Letztere zeigt sich in der ungleichen Behandlung von Geschlechtern, Geschlechterstereotypen und Gender-Gaps, wie etwa der ungleichen Bezahlung von Männern und Frauen, der mangelnden oder ungleichen Datenerhebung zu Geschlechtern in der medizinischen Forschung oder bei der Berücksichtigung von Sicherheitsaspekten.
Sie beginnt mit subtilen, oft fast unbemerkten, Formen der Grenzüberschreitung und endet mit körperlicher Gewalt.
Wann beginnt sexualisierte Gewalt?
Sexualisierte Gewalt beginnt viel früher, als die meisten Menschen vermuten. Sie tritt immer dann auf, wenn Sexualität oder sexuelle oder geschlechtsbezogene Aspekte verwendet werden, um Gewalt auszuüben oder Macht zu demonstrieren. Es handelt sich dann um eine gewalttätige Form der Sexualität oder eine sexualisierte Form der Gewalt.

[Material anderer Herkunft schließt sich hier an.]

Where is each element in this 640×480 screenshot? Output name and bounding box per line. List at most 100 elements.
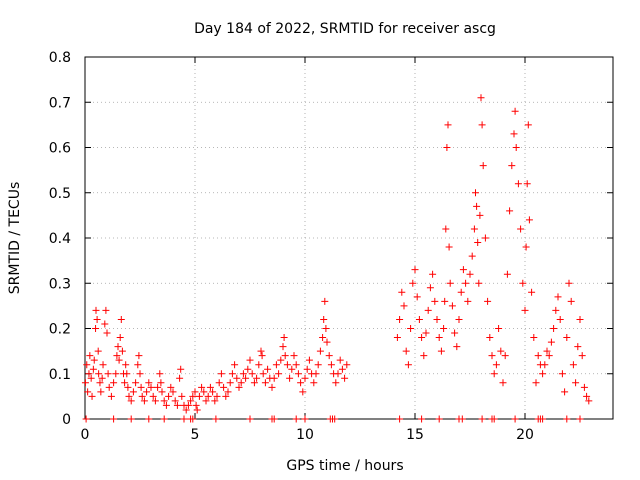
data-point bbox=[169, 388, 177, 396]
data-point bbox=[143, 388, 151, 396]
data-point bbox=[457, 288, 465, 296]
chart-title: Day 184 of 2022, SRMTID for receiver asc… bbox=[194, 21, 496, 37]
y-tick-label: 0.7 bbox=[49, 95, 71, 111]
data-point bbox=[470, 225, 478, 233]
x-tick-label: 20 bbox=[516, 427, 534, 443]
y-tick-label: 0.5 bbox=[49, 186, 71, 202]
data-point bbox=[583, 392, 591, 400]
data-point bbox=[204, 392, 212, 400]
data-point bbox=[519, 279, 527, 287]
data-point bbox=[444, 121, 452, 129]
data-point bbox=[524, 121, 532, 129]
data-point bbox=[511, 107, 519, 115]
data-point bbox=[118, 347, 126, 355]
data-point bbox=[189, 392, 197, 400]
data-point bbox=[270, 374, 278, 382]
data-point bbox=[459, 266, 467, 274]
baseline-point bbox=[458, 415, 466, 423]
data-point bbox=[455, 315, 463, 323]
data-point bbox=[162, 401, 170, 409]
data-point bbox=[115, 356, 123, 364]
data-point bbox=[550, 325, 558, 332]
data-point bbox=[476, 211, 484, 219]
data-point bbox=[314, 361, 322, 369]
data-point bbox=[198, 383, 206, 391]
data-point bbox=[437, 347, 445, 355]
data-point bbox=[545, 352, 553, 360]
data-point bbox=[508, 162, 516, 170]
data-point bbox=[441, 297, 449, 305]
data-point bbox=[92, 306, 100, 314]
data-point bbox=[411, 266, 419, 274]
data-point bbox=[466, 270, 474, 278]
baseline-point bbox=[160, 415, 168, 423]
data-point bbox=[338, 365, 346, 373]
data-point bbox=[451, 329, 459, 337]
data-point bbox=[157, 379, 165, 387]
data-point bbox=[184, 401, 192, 409]
data-point bbox=[154, 383, 162, 391]
data-point bbox=[135, 352, 143, 360]
data-point bbox=[102, 306, 110, 314]
data-point bbox=[503, 270, 511, 278]
data-point bbox=[473, 202, 481, 210]
data-point bbox=[94, 347, 102, 355]
x-tick-label: 5 bbox=[191, 427, 200, 443]
data-point bbox=[149, 392, 157, 400]
data-point bbox=[160, 397, 168, 405]
data-point bbox=[312, 370, 320, 378]
y-tick-label: 0.1 bbox=[49, 367, 71, 383]
data-point bbox=[268, 383, 276, 391]
data-point bbox=[112, 370, 120, 378]
data-point bbox=[490, 370, 498, 378]
baseline-point bbox=[292, 415, 300, 423]
data-point bbox=[543, 347, 551, 355]
data-point bbox=[237, 379, 245, 387]
data-point bbox=[565, 279, 573, 287]
data-point bbox=[488, 352, 496, 360]
data-point bbox=[165, 392, 173, 400]
data-point bbox=[101, 320, 109, 328]
data-point bbox=[479, 162, 487, 170]
data-point bbox=[541, 361, 549, 369]
data-point bbox=[121, 379, 129, 387]
data-point bbox=[244, 365, 252, 373]
data-point bbox=[343, 361, 351, 369]
data-point bbox=[429, 270, 437, 278]
data-point bbox=[472, 189, 479, 197]
data-point bbox=[433, 315, 441, 323]
data-point bbox=[158, 388, 166, 396]
data-point bbox=[233, 374, 241, 382]
data-point bbox=[528, 288, 536, 296]
baseline-point bbox=[145, 415, 153, 423]
data-point bbox=[523, 180, 531, 188]
data-point bbox=[140, 397, 148, 405]
baseline-point bbox=[576, 415, 584, 423]
data-point bbox=[107, 392, 115, 400]
data-point bbox=[195, 392, 203, 400]
data-point bbox=[235, 383, 243, 391]
data-point bbox=[257, 347, 265, 355]
data-point bbox=[530, 334, 538, 342]
data-point bbox=[443, 144, 451, 151]
baseline-point bbox=[110, 415, 118, 423]
data-point bbox=[478, 121, 486, 129]
data-point bbox=[576, 315, 584, 323]
data-point bbox=[319, 334, 327, 342]
baseline-point bbox=[396, 415, 404, 423]
data-point bbox=[147, 383, 155, 391]
data-point bbox=[305, 356, 313, 364]
baseline-point bbox=[331, 415, 339, 423]
baseline-point bbox=[189, 415, 197, 423]
data-point bbox=[253, 374, 261, 382]
data-point bbox=[215, 379, 223, 387]
data-point bbox=[213, 392, 221, 400]
data-point bbox=[182, 406, 190, 414]
data-point bbox=[145, 379, 153, 387]
data-point bbox=[255, 361, 263, 369]
data-point bbox=[522, 243, 530, 251]
data-point bbox=[283, 361, 291, 369]
baseline-point bbox=[563, 415, 571, 423]
data-point bbox=[242, 374, 250, 382]
data-point bbox=[561, 388, 569, 396]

Es geht nicht ausschließlich um das aktive Ausleben von Sexualität, sondern häufig auch um Grenzüberschreitungen, Belästigungen und andere Formen von Gewalt, die bis hin zu Vergewaltigungen reichen können. In diesen Fällen steht nicht die Sexualität selbst im Fokus, sondern der Missbrauch sexueller oder geschlechtsspezifischer Handlungen, Worte oder Verhaltenweisen als Mittel zur Erniedrigung, Demütigung und Entwürdigung des Opfers. Der sexuelle Aspekt wird hier zur Waffe, mit der Macht ausgeübt und Verachtung gezeigt wird, ohne dass tatsächlich sexuelle Bedürfnisse oder Interessen dahinterstehen. Sexualisierte Gewalt umfasst ein breites Spektrum von verbalen und nonverbalen Handlungen, die auch in Form von Mehrfachdiskriminierungen auftreten können, etwa interkulturell. Ein Beispiel dafür ist das Manipulieren von Opfern, um sie zu sexuellen Handlungen zu bewegen, ohne dass dabei offene Gewalt angewendet wird. Sexualisierte Gewalt kann sich also in subtileren, aber ebenso schädlichen Formen manifestieren.

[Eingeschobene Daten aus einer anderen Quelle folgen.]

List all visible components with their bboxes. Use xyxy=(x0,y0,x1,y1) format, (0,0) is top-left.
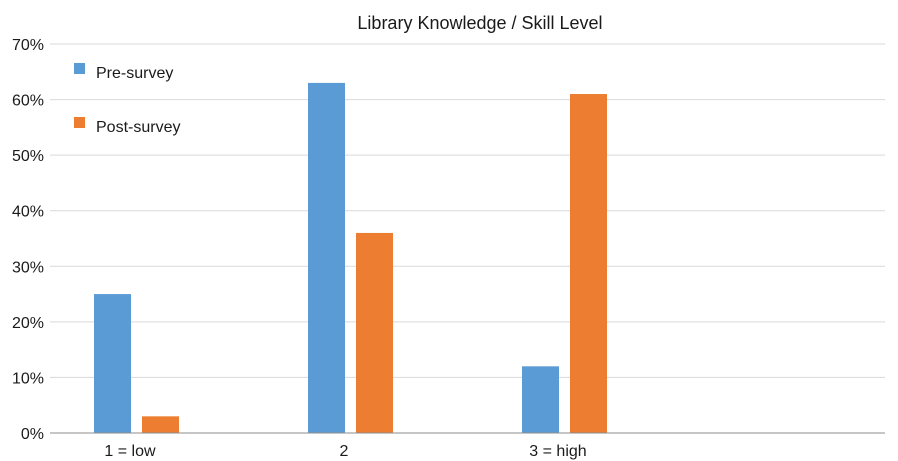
gridlines xyxy=(50,43,885,378)
x-axis-ticks: 1 = low 2 3 = high xyxy=(104,443,586,460)
bar-post-survey-1 xyxy=(142,416,179,433)
chart-title: Library Knowledge / Skill Level xyxy=(357,13,602,33)
x-tick-label: 2 xyxy=(340,443,349,460)
y-tick-label: 60% xyxy=(12,93,44,110)
y-tick-label: 50% xyxy=(12,148,44,165)
y-tick-label: 20% xyxy=(12,315,44,332)
bar-pre-survey-2 xyxy=(308,82,345,434)
x-tick-label: 1 = low xyxy=(104,443,156,460)
y-tick-label: 40% xyxy=(12,204,44,221)
y-tick-label: 0% xyxy=(21,426,44,443)
y-tick-label: 30% xyxy=(12,259,44,276)
bar-pre-survey-3 xyxy=(522,366,559,433)
legend-label-post-survey: Post-survey xyxy=(96,119,180,136)
legend: Pre-survey Post-survey xyxy=(74,63,180,136)
y-tick-label: 10% xyxy=(12,370,44,387)
legend-swatch-post-survey xyxy=(74,117,85,128)
bar-pre-survey-1 xyxy=(94,294,131,433)
y-axis-ticks: 0% 10% 20% 30% 40% 50% 60% 70% xyxy=(12,37,44,443)
bar-post-survey-3 xyxy=(570,94,607,433)
legend-label-pre-survey: Pre-survey xyxy=(96,65,173,82)
x-tick-label: 3 = high xyxy=(529,443,586,460)
bar-post-survey-2 xyxy=(356,232,393,433)
bars xyxy=(94,82,607,434)
y-tick-label: 70% xyxy=(12,37,44,54)
legend-swatch-pre-survey xyxy=(74,63,85,74)
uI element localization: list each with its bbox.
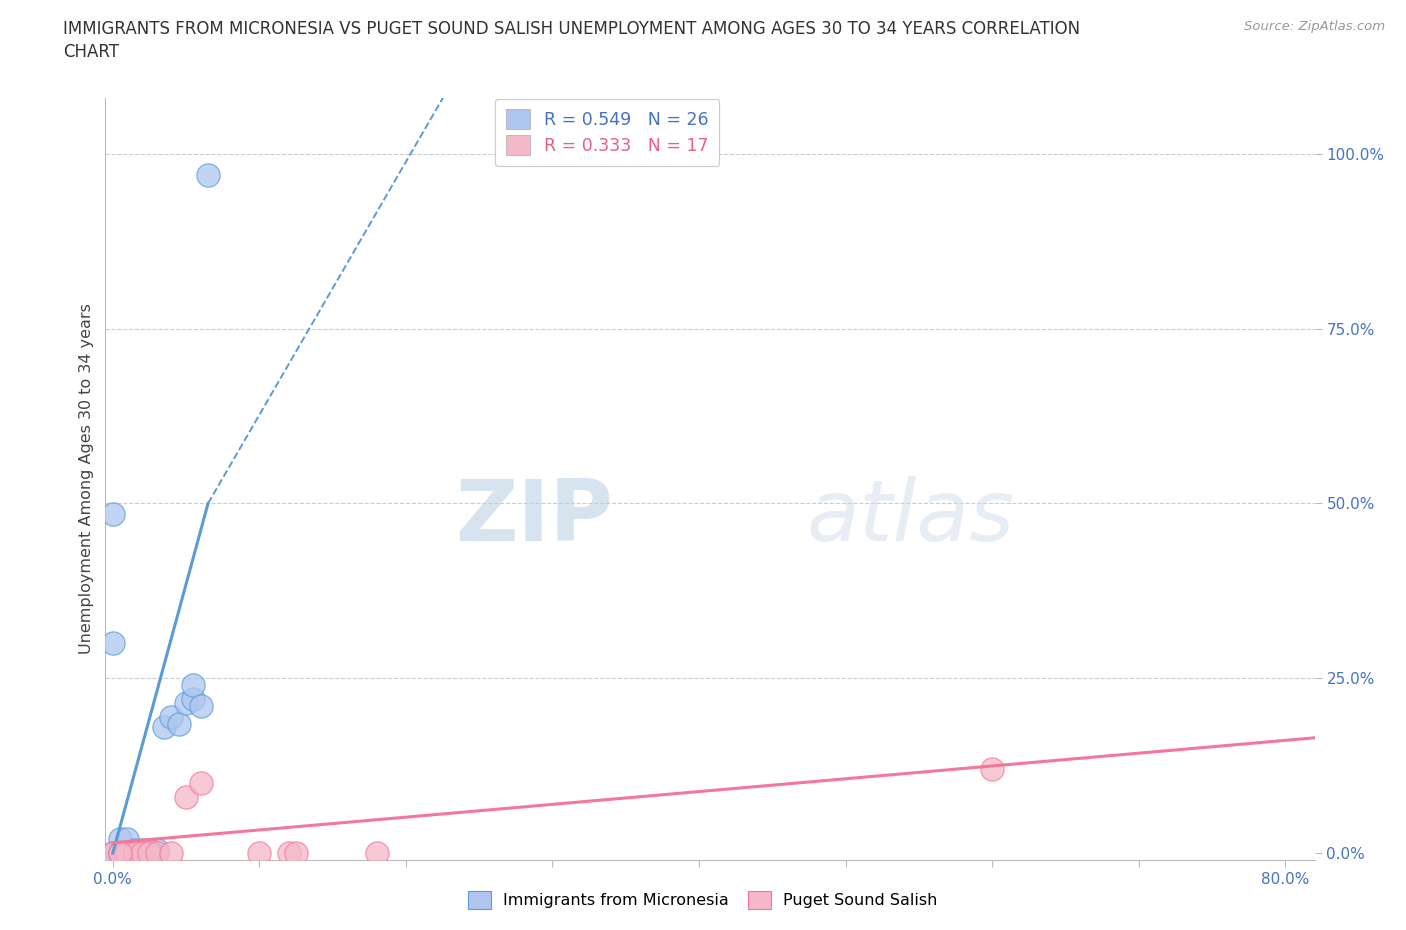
- Point: [101, 636, 124, 651]
- Point: [124, 845, 146, 860]
- Point: [114, 845, 136, 860]
- Point: [183, 692, 205, 707]
- Point: [174, 696, 197, 711]
- Point: [131, 845, 153, 860]
- Point: [145, 843, 167, 857]
- Point: [277, 845, 299, 860]
- Point: [247, 845, 270, 860]
- Point: [101, 845, 124, 860]
- Legend: R = 0.549   N = 26, R = 0.333   N = 17: R = 0.549 N = 26, R = 0.333 N = 17: [495, 99, 718, 166]
- Point: [160, 710, 183, 724]
- Point: [197, 167, 219, 182]
- Point: [108, 845, 131, 860]
- Y-axis label: Unemployment Among Ages 30 to 34 years: Unemployment Among Ages 30 to 34 years: [79, 303, 94, 655]
- Point: [167, 716, 190, 731]
- Point: [101, 507, 124, 522]
- Point: [101, 845, 124, 860]
- Point: [190, 776, 212, 790]
- Point: [138, 843, 160, 857]
- Point: [285, 845, 308, 860]
- Point: [131, 843, 153, 857]
- Point: [981, 762, 1004, 777]
- Point: [174, 790, 197, 804]
- Point: [114, 845, 136, 860]
- Point: [108, 845, 131, 860]
- Point: [117, 831, 139, 846]
- Point: [138, 843, 160, 857]
- Point: [124, 845, 146, 860]
- Text: ZIP: ZIP: [456, 475, 613, 559]
- Text: Source: ZipAtlas.com: Source: ZipAtlas.com: [1244, 20, 1385, 33]
- Text: IMMIGRANTS FROM MICRONESIA VS PUGET SOUND SALISH UNEMPLOYMENT AMONG AGES 30 TO 3: IMMIGRANTS FROM MICRONESIA VS PUGET SOUN…: [63, 20, 1080, 38]
- Point: [153, 720, 176, 735]
- Point: [160, 845, 183, 860]
- Point: [101, 845, 124, 860]
- Point: [117, 845, 139, 860]
- Point: [117, 845, 139, 860]
- Point: [108, 845, 131, 860]
- Point: [145, 845, 167, 860]
- Text: CHART: CHART: [63, 43, 120, 60]
- Point: [131, 845, 153, 860]
- Point: [190, 698, 212, 713]
- Point: [138, 845, 160, 860]
- Point: [124, 843, 146, 857]
- Point: [183, 678, 205, 693]
- Point: [108, 845, 131, 860]
- Point: [108, 831, 131, 846]
- Legend: Immigrants from Micronesia, Puget Sound Salish: Immigrants from Micronesia, Puget Sound …: [460, 883, 946, 917]
- Point: [117, 845, 139, 860]
- Point: [366, 845, 388, 860]
- Text: atlas: atlas: [807, 475, 1015, 559]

In diesem Zusammenhang spielen auch andere Begriffe eine wichtige Rolle:
Sexismus
Sexismus beschreibt Diskriminierung, Vorurteile oder Benachteiligung aufgrund des Geschlechts und die Überzeugung, dass ein Geschlecht überlegen oder minderwertig ist.
Stereotype
Sexuelle Belästigung
Sexueller Übergriff
Intersektionelle Diskriminierung
Alle diese Formen der Gewalt und Diskriminierung umfassen sowohl bewusste als auch unbewusste Handlungen, die durch Vorurteile und stereotype Ansichten über Geschlecht oder Geschlechtsidentität geprägt sind. Auch wenn diese Urteile oft automatisiert und unbewusst erfolgen, sind sie dennoch nicht weniger verletzend und können schwere Auswirkungen auf die Betroffenen haben.
Darüber hinaus kann sexualisierte Gewalt auch auf struktureller Ebene auftreten, etwa durch bestehende Gender Gaps und Ungleichheiten. Diese Formen der Gewalt manifestieren sich in ungleichen Machtverhältnissen, die durch gesellschaftliche Normen und Institutionen verstärkt werden, wie etwa traditionelle Geschlechterrollen, Diskriminierung am Arbeitsplatz oder unzureichender Schutz durch rechtliche Systeme – insbesondere in Bezug auf Frauen und andere marginalisierte Gruppen.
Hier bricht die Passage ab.